By default, if you specify ncores without already having a parallel backend set up, saver will make a default cluster using the makeCluster function in the parallel package and register a parallel backend via the registerDoParallel function in the doParallel package. However, if you want to set up a more complicated backend, such as using MPI across nodes, you can do so and run saver without specifying the ncores option.

Combining SAVER objects

Running SAVER on large datasets may run into memory issues, especially when parallelized across cores where each core has limited memory. One solution would be to register a parallel backend using SOCK or MPI to parallelize across nodes. Another solution would be to split the genes into multiple runs using pred.genes and pred.genes.only. For example, say we have a dataset x with 10,000 genes. We can split this up into 4 runs on different machines and combine using the combine.saver function. We recommend setting do.fast = FALSE when splitting the dataset.
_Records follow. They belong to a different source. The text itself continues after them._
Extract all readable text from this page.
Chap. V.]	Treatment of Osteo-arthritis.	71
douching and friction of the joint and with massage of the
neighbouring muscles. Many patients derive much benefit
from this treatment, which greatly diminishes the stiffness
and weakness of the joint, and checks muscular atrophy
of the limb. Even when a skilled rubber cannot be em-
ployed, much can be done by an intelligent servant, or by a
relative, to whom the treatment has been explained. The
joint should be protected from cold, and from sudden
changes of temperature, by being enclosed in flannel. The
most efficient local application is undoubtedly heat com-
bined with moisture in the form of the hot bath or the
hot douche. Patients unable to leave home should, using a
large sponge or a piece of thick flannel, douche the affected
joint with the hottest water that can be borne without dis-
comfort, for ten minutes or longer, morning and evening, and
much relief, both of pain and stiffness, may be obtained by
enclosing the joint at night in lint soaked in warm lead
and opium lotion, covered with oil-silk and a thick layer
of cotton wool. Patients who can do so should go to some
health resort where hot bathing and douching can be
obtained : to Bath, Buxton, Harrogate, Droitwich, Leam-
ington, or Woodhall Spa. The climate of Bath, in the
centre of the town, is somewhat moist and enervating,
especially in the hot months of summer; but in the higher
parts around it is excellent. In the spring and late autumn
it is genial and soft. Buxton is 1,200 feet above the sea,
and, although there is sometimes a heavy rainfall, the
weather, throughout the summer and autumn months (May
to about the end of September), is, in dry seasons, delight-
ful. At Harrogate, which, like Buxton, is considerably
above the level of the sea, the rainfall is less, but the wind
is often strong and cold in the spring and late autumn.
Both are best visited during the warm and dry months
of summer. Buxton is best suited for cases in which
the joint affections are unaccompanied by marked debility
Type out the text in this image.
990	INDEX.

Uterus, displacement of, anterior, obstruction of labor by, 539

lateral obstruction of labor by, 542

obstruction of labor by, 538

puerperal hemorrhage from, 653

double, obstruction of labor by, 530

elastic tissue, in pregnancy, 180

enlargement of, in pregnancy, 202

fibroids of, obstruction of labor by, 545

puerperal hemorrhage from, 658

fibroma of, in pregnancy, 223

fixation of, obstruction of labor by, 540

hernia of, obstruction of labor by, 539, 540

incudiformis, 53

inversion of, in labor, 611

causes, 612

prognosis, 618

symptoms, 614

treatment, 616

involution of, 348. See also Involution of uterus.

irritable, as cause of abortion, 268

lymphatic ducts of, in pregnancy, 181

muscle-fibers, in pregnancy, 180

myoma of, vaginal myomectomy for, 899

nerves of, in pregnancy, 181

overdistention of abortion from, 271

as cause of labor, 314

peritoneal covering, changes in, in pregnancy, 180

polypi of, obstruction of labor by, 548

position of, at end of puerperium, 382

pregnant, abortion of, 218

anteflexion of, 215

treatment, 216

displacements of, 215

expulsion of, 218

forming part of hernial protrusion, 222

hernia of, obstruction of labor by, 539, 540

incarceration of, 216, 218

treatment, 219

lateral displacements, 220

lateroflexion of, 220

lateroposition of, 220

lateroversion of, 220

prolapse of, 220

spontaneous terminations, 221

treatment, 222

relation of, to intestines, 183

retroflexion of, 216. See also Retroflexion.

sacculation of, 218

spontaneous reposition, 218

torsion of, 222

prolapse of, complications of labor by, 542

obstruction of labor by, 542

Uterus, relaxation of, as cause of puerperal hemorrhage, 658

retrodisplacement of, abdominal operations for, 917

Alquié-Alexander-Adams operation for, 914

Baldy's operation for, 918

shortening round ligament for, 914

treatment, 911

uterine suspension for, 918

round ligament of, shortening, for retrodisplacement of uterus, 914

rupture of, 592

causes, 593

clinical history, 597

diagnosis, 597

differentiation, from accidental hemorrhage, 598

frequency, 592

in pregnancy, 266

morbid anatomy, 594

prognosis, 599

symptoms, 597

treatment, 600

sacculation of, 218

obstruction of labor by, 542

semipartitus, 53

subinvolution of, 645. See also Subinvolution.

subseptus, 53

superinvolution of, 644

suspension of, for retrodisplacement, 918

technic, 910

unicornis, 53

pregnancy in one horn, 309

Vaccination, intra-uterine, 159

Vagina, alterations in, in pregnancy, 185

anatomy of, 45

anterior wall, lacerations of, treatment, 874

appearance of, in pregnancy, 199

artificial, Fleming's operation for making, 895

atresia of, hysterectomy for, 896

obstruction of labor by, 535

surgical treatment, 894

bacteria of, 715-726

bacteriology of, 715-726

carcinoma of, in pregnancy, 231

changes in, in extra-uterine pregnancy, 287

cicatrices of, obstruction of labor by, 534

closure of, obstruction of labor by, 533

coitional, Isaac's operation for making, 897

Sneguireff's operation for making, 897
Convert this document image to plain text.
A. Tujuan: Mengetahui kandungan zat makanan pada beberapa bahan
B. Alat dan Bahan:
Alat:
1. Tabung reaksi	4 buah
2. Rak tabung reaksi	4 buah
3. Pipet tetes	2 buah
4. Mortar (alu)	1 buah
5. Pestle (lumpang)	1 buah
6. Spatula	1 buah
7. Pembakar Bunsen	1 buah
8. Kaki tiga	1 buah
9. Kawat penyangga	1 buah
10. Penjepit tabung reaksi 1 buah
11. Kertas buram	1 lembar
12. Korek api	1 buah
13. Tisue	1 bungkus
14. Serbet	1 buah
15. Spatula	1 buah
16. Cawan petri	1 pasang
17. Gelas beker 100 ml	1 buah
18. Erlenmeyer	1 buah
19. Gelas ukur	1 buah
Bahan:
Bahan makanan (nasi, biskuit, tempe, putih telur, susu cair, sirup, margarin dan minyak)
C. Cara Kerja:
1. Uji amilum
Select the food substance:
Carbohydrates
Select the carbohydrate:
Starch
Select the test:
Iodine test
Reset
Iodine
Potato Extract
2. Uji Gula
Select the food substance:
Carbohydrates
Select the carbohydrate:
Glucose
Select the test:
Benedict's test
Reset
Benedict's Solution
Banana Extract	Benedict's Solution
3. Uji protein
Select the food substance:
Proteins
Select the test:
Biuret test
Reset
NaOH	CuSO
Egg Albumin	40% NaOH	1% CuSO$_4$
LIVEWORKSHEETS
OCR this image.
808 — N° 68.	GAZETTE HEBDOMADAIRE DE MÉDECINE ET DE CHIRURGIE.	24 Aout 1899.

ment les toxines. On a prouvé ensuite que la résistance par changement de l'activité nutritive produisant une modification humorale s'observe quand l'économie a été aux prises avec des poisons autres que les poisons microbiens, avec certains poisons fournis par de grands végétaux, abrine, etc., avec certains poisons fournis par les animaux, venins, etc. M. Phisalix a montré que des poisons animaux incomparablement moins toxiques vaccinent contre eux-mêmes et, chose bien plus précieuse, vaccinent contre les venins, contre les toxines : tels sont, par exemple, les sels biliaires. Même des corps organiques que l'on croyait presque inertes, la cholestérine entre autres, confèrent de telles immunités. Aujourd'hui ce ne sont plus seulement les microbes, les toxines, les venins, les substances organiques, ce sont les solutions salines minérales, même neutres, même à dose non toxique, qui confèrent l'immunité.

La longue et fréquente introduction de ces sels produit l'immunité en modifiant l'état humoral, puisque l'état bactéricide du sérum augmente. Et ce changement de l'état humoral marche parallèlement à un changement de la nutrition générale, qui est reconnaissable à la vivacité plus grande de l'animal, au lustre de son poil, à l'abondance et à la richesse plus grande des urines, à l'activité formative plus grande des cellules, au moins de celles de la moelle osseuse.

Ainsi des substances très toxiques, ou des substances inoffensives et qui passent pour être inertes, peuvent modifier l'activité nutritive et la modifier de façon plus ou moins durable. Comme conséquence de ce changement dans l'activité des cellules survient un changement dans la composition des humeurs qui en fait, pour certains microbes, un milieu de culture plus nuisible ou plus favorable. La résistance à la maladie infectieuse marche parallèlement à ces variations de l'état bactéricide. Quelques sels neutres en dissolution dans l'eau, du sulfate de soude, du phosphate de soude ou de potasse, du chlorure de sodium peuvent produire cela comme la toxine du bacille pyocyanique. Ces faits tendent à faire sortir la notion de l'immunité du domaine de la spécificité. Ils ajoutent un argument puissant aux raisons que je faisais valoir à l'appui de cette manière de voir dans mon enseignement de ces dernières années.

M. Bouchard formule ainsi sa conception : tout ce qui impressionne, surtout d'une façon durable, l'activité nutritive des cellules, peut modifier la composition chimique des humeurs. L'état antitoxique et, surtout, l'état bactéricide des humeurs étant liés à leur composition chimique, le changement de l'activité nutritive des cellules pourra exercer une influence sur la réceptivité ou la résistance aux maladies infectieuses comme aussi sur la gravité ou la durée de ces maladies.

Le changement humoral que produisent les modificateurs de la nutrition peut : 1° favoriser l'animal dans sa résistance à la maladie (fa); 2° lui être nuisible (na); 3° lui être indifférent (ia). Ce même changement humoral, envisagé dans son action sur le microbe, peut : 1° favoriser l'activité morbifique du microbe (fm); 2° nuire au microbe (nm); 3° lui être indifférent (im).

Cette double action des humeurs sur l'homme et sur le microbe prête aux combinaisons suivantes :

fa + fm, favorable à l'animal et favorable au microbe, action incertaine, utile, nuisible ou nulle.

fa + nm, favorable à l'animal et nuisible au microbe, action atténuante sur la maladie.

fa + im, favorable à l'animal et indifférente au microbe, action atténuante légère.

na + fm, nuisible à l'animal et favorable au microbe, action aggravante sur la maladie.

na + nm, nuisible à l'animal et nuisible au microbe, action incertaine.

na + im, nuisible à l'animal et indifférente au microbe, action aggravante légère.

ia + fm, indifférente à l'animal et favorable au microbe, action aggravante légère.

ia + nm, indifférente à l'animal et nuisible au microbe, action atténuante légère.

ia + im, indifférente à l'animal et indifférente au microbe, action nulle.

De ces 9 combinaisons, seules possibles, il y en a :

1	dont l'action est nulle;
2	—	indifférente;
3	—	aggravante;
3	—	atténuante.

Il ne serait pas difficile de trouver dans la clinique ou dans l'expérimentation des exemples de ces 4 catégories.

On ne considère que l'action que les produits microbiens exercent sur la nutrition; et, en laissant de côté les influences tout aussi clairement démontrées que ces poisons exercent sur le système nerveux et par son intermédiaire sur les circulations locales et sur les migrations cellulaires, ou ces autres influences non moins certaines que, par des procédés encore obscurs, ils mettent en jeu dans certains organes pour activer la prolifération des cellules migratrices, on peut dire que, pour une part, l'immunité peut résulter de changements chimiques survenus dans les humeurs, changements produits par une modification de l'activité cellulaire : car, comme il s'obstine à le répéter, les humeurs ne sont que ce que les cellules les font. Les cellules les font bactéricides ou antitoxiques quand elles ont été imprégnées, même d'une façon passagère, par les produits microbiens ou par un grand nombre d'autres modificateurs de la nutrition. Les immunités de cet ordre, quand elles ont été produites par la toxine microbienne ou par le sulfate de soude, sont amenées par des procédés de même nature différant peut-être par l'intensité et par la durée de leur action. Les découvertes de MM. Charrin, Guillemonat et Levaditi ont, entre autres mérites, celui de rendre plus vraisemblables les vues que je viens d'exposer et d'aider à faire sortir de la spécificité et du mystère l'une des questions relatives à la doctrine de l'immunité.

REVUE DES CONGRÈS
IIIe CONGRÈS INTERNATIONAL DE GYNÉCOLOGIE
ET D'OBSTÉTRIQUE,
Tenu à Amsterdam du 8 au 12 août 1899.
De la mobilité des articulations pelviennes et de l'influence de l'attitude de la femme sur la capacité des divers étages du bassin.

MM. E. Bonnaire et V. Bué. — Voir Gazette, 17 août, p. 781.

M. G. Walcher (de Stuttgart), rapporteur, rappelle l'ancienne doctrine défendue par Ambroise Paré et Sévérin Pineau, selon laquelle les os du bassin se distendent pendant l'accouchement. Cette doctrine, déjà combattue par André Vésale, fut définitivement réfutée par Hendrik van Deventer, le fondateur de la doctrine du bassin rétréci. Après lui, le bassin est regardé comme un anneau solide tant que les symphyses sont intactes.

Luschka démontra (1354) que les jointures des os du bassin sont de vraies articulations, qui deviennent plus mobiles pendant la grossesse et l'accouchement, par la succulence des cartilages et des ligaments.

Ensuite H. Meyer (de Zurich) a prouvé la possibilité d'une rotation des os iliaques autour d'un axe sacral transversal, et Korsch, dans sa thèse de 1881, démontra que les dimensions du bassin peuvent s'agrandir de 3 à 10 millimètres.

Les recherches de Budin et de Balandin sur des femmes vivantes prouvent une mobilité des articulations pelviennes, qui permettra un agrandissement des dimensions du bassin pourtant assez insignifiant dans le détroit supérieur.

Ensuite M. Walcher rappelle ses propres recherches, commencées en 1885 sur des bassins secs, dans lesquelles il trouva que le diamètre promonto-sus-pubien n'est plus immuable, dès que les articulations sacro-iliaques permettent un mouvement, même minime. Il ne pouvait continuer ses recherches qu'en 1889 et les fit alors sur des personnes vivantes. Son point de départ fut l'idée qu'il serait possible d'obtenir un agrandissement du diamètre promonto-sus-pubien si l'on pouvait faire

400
saver1 <- saver(x, pred.genes = 1:2500, pred.genes.only = TRUE,
                do.fast = FALSE)
saver2 <- saver(x, pred.genes = 2501:5000, pred.genes.only = TRUE,
                do.fast = FALSE)
saver3 <- saver(x, pred.genes = 5001:7500, pred.genes.only = TRUE,
                do.fast = FALSE)
saver4 <- saver(x, pred.genes = 7501:10000, pred.genes.only = TRUE,
                do.fast = FALSE)

saver.all <- combine.saver(list(saver1, saver2, saver3, saver4))

Sampling example

Oftentimes for downstream analysis, you may want to sample from the posterior distributions to account for estimation uncertainty. This is similar to performing multiple imputation to obtain multiple imputed datasets. To sample from the posterior distributions, we use the function sample.saver, which takes in the saver result and outputs sampled datasets. For example,

samp1 <- sample.saver(saver1, rep = 1, seed = 50)
samp5 <- sample.saver(saver1, rep = 5, seed = 50)

Correlation example

Because the SAVER estimates contain uncertainty, correlations between genes and cells cannot be directly calculated using the SAVER estimates. To adjust for the uncertainty, we provide the functions cor.genes and cor.cells to construct gene-to-gene and cell-to-cell correlation matrices respectively for the SAVER output. These functions take in the saver result and outputs the gene-to-gene or cell-to-cell correlation matrix. For example,

saver1.cor.gene <- cor.genes(saver1)
saver1.cor.cell <- cor.cells(saver1)